Struggling trading firm Alameda Research, sister company of crypto exchange FTX that appears to be suffering from a blockchain-era deposit run, withdrew some $37 million in the form of wrapped bitcoin (wBTC) – a type of bitcoin derivative – from the FTX.US crypto exchange on Wednesday.
It's unclear what the motive is for the token movements, and the amount is likely just a fraction of the firm's holdings; prior to the recent crypto markets crash, in June, its balance sheet included at least $14.6 billion of assets.
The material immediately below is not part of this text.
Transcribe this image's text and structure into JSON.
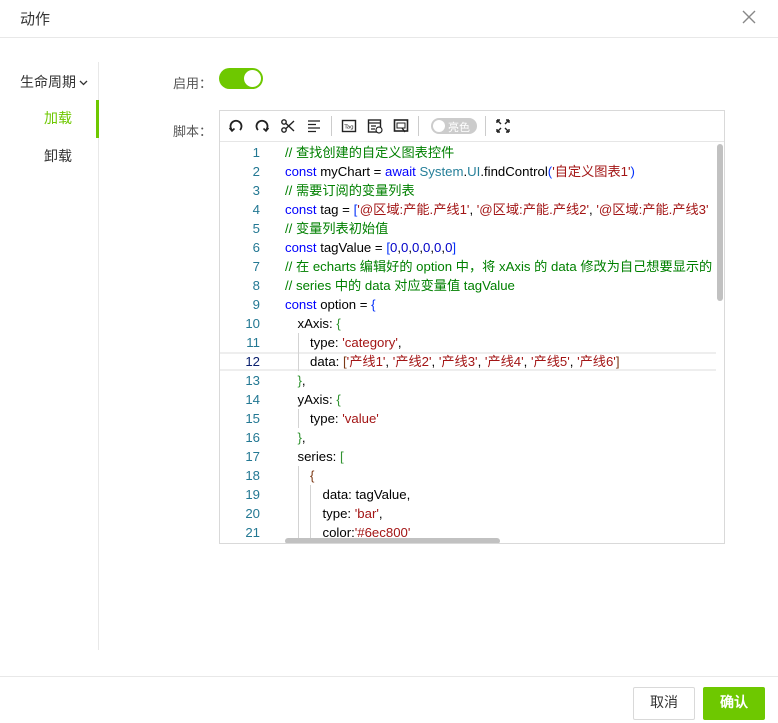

But the observation of the withdrawal – visible in transaction data on the Ethereum blockchain – offers a glimpse of a troubled company scrambling behind the scenes to arrange its finances. Crypto market analysts have speculated that the trading firm might be searching for liquidity while trying to satisfy demands from creditors.
Based on Ethereum blockchain data from the crypto intelligence platform Arkham Intelligence, a wallet associated with Alameda withdrew 2,262 wBTC in four separate transactions within minutes from crypto exchange FTX.US.
Later, it sent 3,000 wBTC tokens, worth of $50 million, to an address labeled as "Wrapped Bitcoin: Controller."
The trading volume on FTX.US for WBTC has been about $10,000 in the past 24 hours, meaning that there is no market depth on the exchange if someone would sell large amount of the token.
A spokesperson of FTX.US declined to comment. Alameda did not immediately respond to an inquiry.
FTX.US is a U.S.-based entity for American users, separate from the crypto exchange FTX but still part of the erstwhile billionaire Sam Bankman-Fried's crypto empire.
FTX halted user withdrawals on Tuesday after users rush to pull their cryptocurrencies out. The rival Binance exchange made a bailout offer to FTX, but now it is reportedly backing out of a deal, CoinDesk reported.
Alameda Research, a large market maker on FTX, is under immense pressure as it scrambles for liquidity. Its website went dark and has not communicated recently with the public.